Si l’humanité veut espér­er con­tenir le réchauf­fe­ment cli­ma­tique sous 1,5 °C – soit l’objectif dont ont con­venu l’ensemble des nations du globe dans le cadre de l’Accord de Paris – plus aucun nou­veau pro­jet gazier ou pétroli­er ne doit voir le jour, a indiqué l’Agence inter­na­tionale de l’énergie en mai 2021. Et il existe des alter­na­tives au pro­jet EACOP qui per­me­t­traient d’assurer le développe­ment économique du pays tout en respec­tant cet objec­tif. Selon Diana Nabiru­ma, coor­di­na­trice du Réseau d’é­conomie verte et inclu­sive en Afrique de l’Est : « inve­stir dans l’agriculture, les éner­gies pro­pres, l’agroforesterie et le tourisme per­me­t­trait de créer qua­tre mil­lions d’emplois ». D’après Total­En­er­gies, les pro­jets Tilen­ga et EACOP offriraient poten­tielle­ment 29 800 emplois directs et indi­rects en Ougan­da et en Tan­zanie.

« David contre Goliath »

Pour empêch­er le désas­tre et chang­er de cap, six organ­i­sa­tions français­es et ougandais­es se sont saisies de la loi de 2017 qui impose aux multi­na­tionales un « devoir de vig­i­lance ». Selon cette lég­is­la­tion, une entre­prise française est respon­s­able des activ­ités de ses fil­iales en France et à l’étranger, et elle a l’obligation de prévenir les vio­la­tions des droits humains, les atteintes à la sécu­rité des per­son­nes ou à l’environnement. Assigné au tri­bunal civ­il par les six ONG pour vio­la­tion de son devoir de vig­i­lance, Total­En­er­gies réaf­firme à Vert qu’elle con­tin­ue de « s’opposer caté­gorique­ment aux allé­ga­tions de vio­la­tions de la loi ». Pour Juli­ette Renaud, respon­s­able de cam­pagne aux Amis de la Terre : « Cette loi a ouvert une grande brèche, mais elle ne change pas le par­cours du com­bat­tant de celles et ceux qui lut­tent con­tre les multi­na­tionales pour obtenir jus­tice. C’est tou­jours à nous d’apporter les preuves, c’est un com­bat de David con­tre Goliath. »

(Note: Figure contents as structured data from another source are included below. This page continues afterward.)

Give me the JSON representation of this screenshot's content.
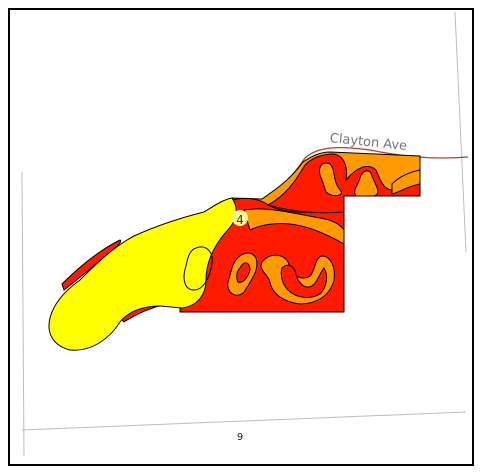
{
  "map": {
    "street_label": "Clayton Ave",
    "parcel_number": "9",
    "zone_label": "4"
  },
  "colors": {
    "background": "#ffffff",
    "frame": "#000000",
    "parcel_line": "#b8b8b8",
    "road": "#c0392b",
    "yellow_zone": "#ffff00",
    "red_zone": "#ff1a00",
    "orange_zone": "#ff9a00",
    "outline": "#000000"
  }
}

Des militant·es sont rendu·es au pied de la tour Total­En­er­gies à Paris le 24 mars pour exiger l’ar­rêt de ce pro­jet. © Pauline Boy­er

Hil­da Flavia Nakabuye ne désarme pas. Mem­bre de la délé­ga­tion ougandaise venue en France, elle veut « que le gou­verne­ment français et Total dénon­cent les vio­la­tions des droits humains en Ougan­da, mais aus­si dans d’autres pays où Total a ses activ­ités », dit-elle à Vert. « On attend du gou­verne­ment français qu’il demande à Total de sor­tir du pro­jet. Il doit pren­dre posi­tion, être clair : est-ce qu’il se situe du côté de la planète ou des prof­its de Total ? »

Activiste de 350.org, Isabelle L’Héritier dénonce le dou­ble jeu de l’exécutif : « C’est hyp­ocrite, autant de la part du gou­verne­ment français que des ban­ques, car ils se sont retirés du pro­jet, mais ils con­tin­u­ent de financer Total. Les asso­ci­a­tions deman­dent la fin de tout sou­tien financier aux activ­ités fos­siles de Total. »

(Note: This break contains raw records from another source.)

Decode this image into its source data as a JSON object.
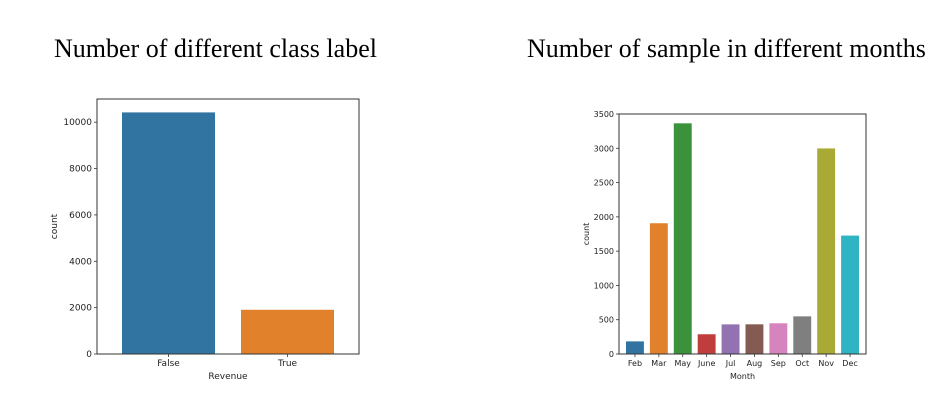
{
  "captions": {
    "left": "Number of different class label",
    "right": "Number of sample in different months"
  },
  "chart_data": [
    {
      "type": "bar",
      "categories": [
        "False",
        "True"
      ],
      "values": [
        10422,
        1908
      ],
      "xlabel": "Revenue",
      "ylabel": "count",
      "ylim": [
        0,
        11000
      ],
      "yticks": [
        0,
        2000,
        4000,
        6000,
        8000,
        10000
      ],
      "colors": [
        "#3274a1",
        "#e1812c"
      ],
      "grid": false
    },
    {
      "type": "bar",
      "categories": [
        "Feb",
        "Mar",
        "May",
        "June",
        "Jul",
        "Aug",
        "Sep",
        "Oct",
        "Nov",
        "Dec"
      ],
      "values": [
        184,
        1907,
        3364,
        288,
        432,
        433,
        448,
        549,
        2998,
        1727
      ],
      "xlabel": "Month",
      "ylabel": "count",
      "ylim": [
        0,
        3500
      ],
      "yticks": [
        0,
        500,
        1000,
        1500,
        2000,
        2500,
        3000,
        3500
      ],
      "colors": [
        "#3274a1",
        "#e1812c",
        "#3a923a",
        "#c03d3e",
        "#9372b2",
        "#845b53",
        "#d684bd",
        "#7f7f7f",
        "#a9aa35",
        "#2eb4c2"
      ],
      "grid": false
    }
  ]
}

Pour ce faire, la délé­ga­tion ougandaise et les asso­ci­a­tions ren­con­trent en ce moment les ban­ques et com­pag­nies d’assurances sus­cep­ti­bles de soutenir le pro­jet pour les en dis­suad­er. Après dis­cus­sions, quinze ban­ques dans le monde se sont engagées à ne pas financer ces opéra­tions, dont les trois français­es BNP Paribas, Crédit agri­cole et Société générale. La coali­tion « Sto­pEa­cop » ne compte pas s’arrêter là.